Between now and fiscal 2030, University of Idaho expects to receive between $150 million and $170 million through the deal, Brian Foisy, vice president for the university’s finance and administration division, told board members Thursday.
However, Foisy also said the University of Idaho would pledge nearly $10 million a year to cover the University of Phoenix’s bond payments if the institution can’t make them. If needed, the University of Idaho would also extend up to a $25 million line of credit to the institution from its strategic initiatives fund.
“The university is basically accepting the liability to pay on those bonds,” said Beth Stein, a senior adviser at The Institute for College Access & Success, a student advocacy and research nonprofit. “That is putting a lot of faith in the financial success of the operation.” TICAS is one of the organizations advising caution around the deal.
But potential pitfalls extend beyond just covering bond payments.
The University of Idaho will also have to contend with possible reputational damage from the University of Phoenix’s past legal troubles and its still-poor student outcomes.
In 2019, the for-profit’s owner agreed to pay the $191 settlement million after the FTC accused it of misrepresenting its relationship with major employers like Microsoft and Twitter through deceptive ads. The FTC said those ads led students to believe the companies had partnered with the University of Phoenix to create job opportunities post graduation.
The University of Phoenix also has poor student outcomes, according to federal data. Students at the University of Phoenix-Arizona, virtually all of whom attend online, only have a 14% graduation rate.
The for-profit reports student data to the Education Department for several units, including for operations in Arizona, California and Texas. The institution has been steadily closing down its physical campuses.
In an FAQ about the deal, the University of Idaho acknowledged the problems, arguing new ownership in 2017 led the University of Phoenix to invest more in student support and improve its business practices.
But consumer advocates are still concerned about these issues and whether they could translate into financial liabilities down the line. Barmak Nassirian, vice president for higher education policy at Veterans Education Success, argued University of Phoenix’s new owner could be on the hook for borrower defense cases. Veterans Education Success is part of the coalition that signed the letter urging the University of Idaho to scrutinize the deal more closely.
The borrower defense to repayment regulation allows the Education Department to wipe away the federal student loans of students whose colleges defrauded them.

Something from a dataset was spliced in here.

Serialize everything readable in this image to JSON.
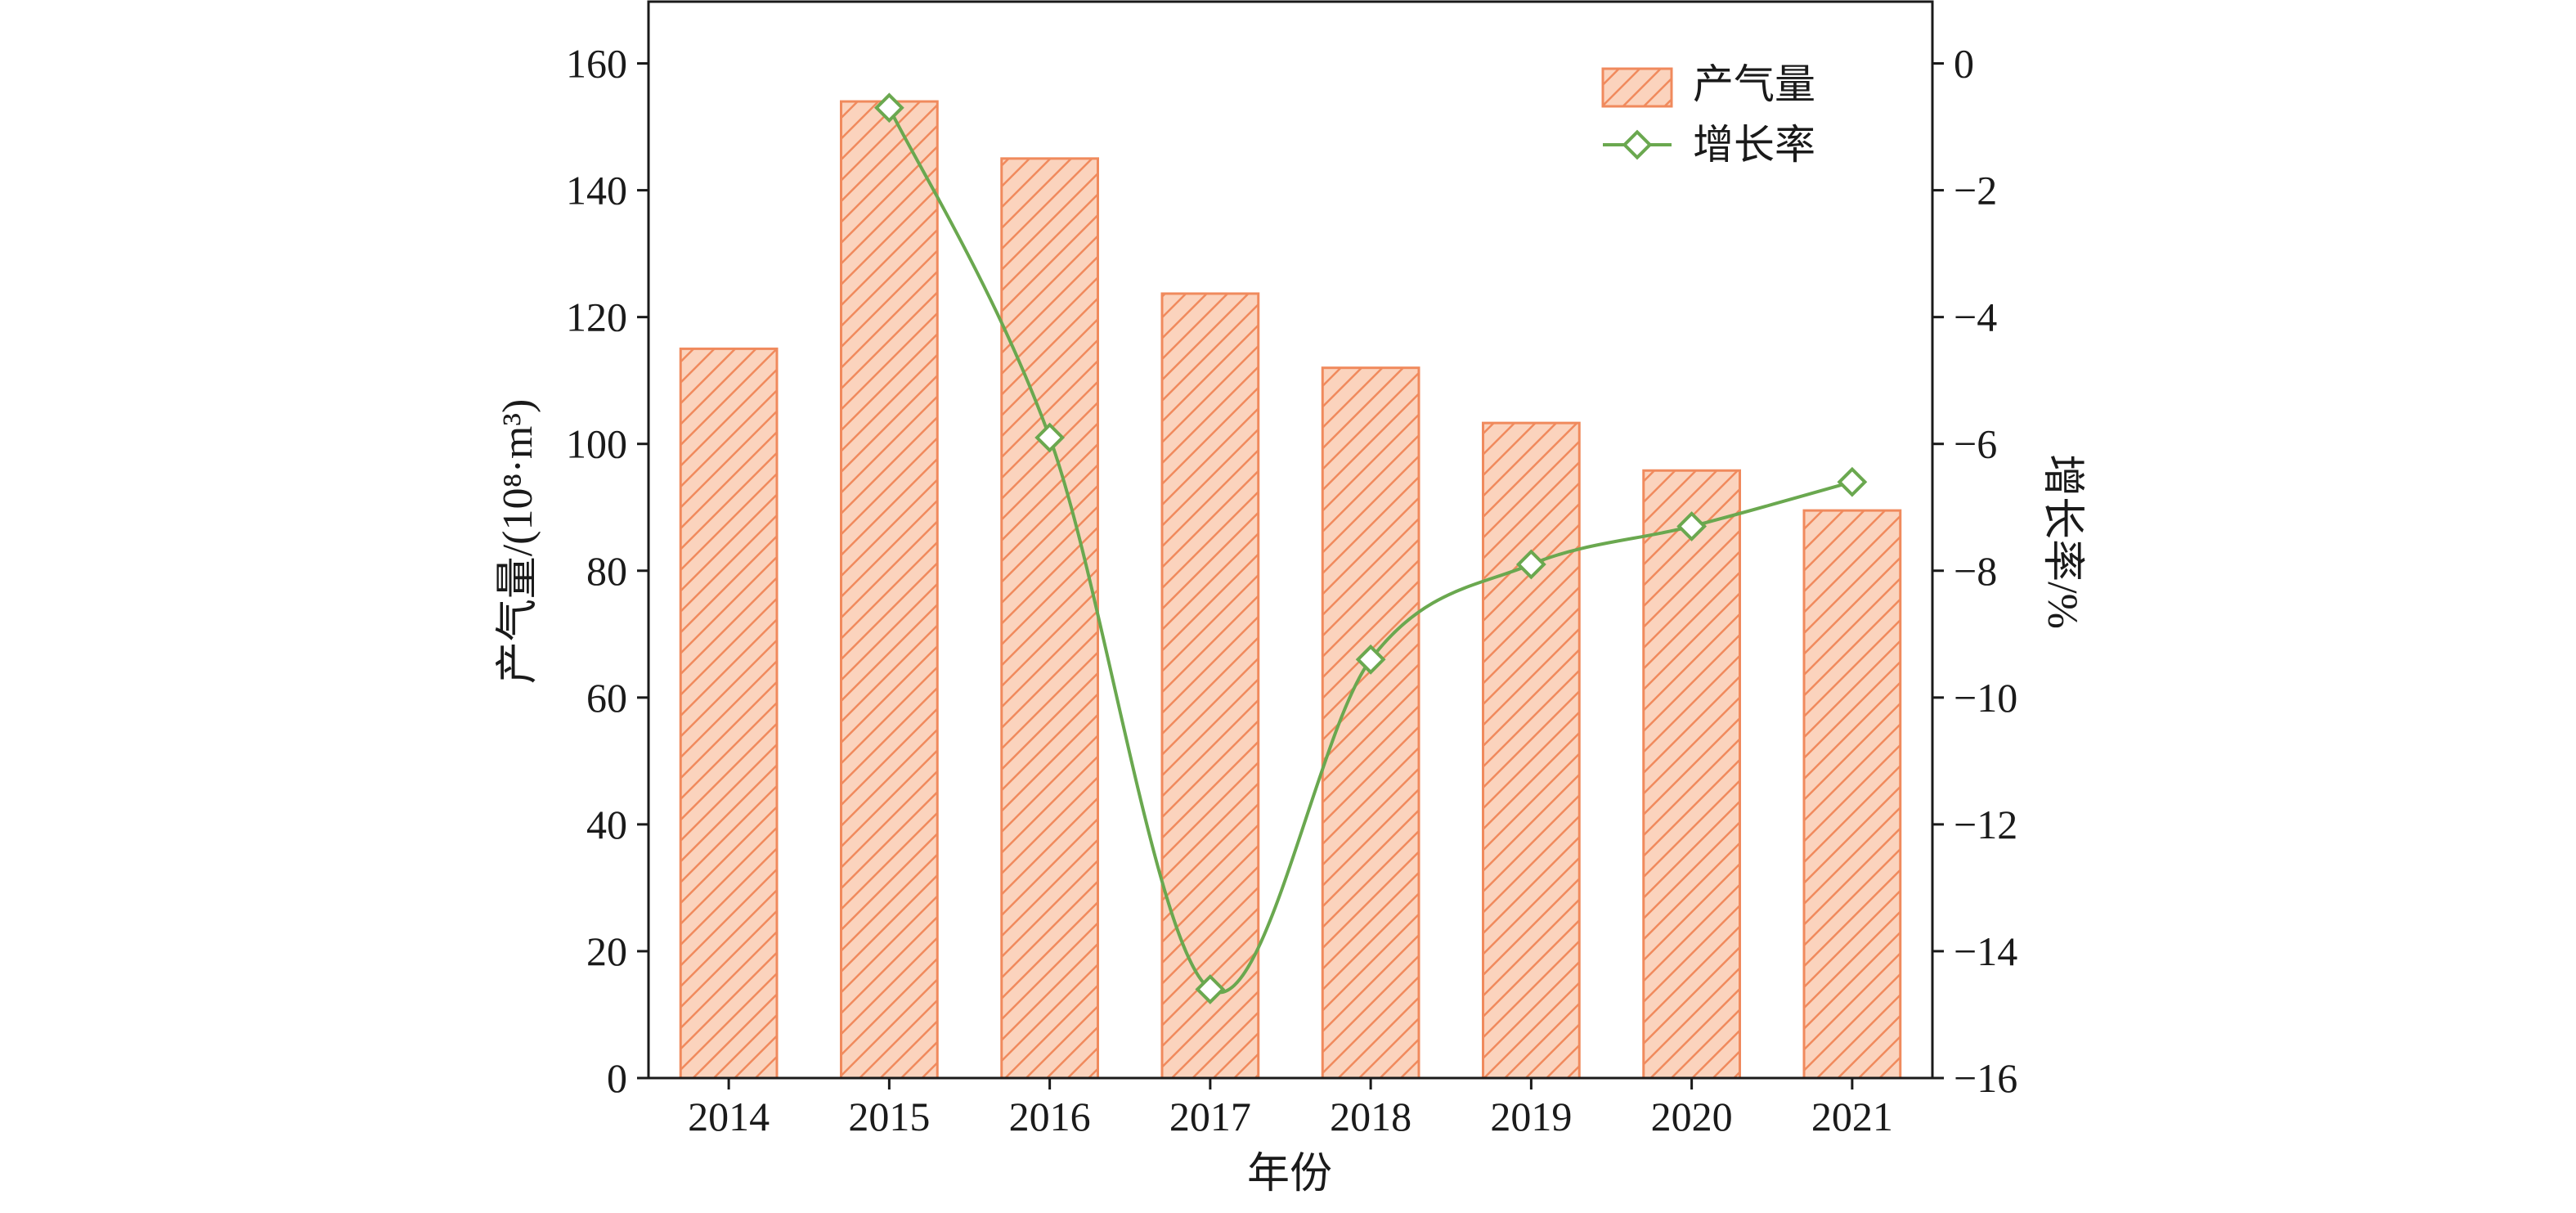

In some cases, the department can seek to recoup those costs from the institutions — a route it is attempting to take with DeVry University, a for-profit college.
Green, the University of Idaho’s president, said his institution is prepared to co-sign a contract called a program participation agreement with the Education Department.
Signing the PPA essentially means the University of Idaho would also be financially responsible for issues that arose over the University of Phoenix’s federal financial aid, including borrower defense claims.
Jodi Walker, a spokesperson for University of Idaho, said the institution has put in “reasonable safeguards to limit our risk with respect to past actions.” Green also told the board of education the university is pursuing financial safeguards and insurance contracts for those purposes.
Given the University of Phoenix’s history, however, Nassirian suggested he doesn’t have high hopes for the acquisition to change its standing with the public.
“If they can kind of cover up the fact that this is really Phoenix, it may in the very short term have some modicum of credibility in the marketplace,” Nassirian said. “But it won’t be long before the product itself ends up sullying its own reputation.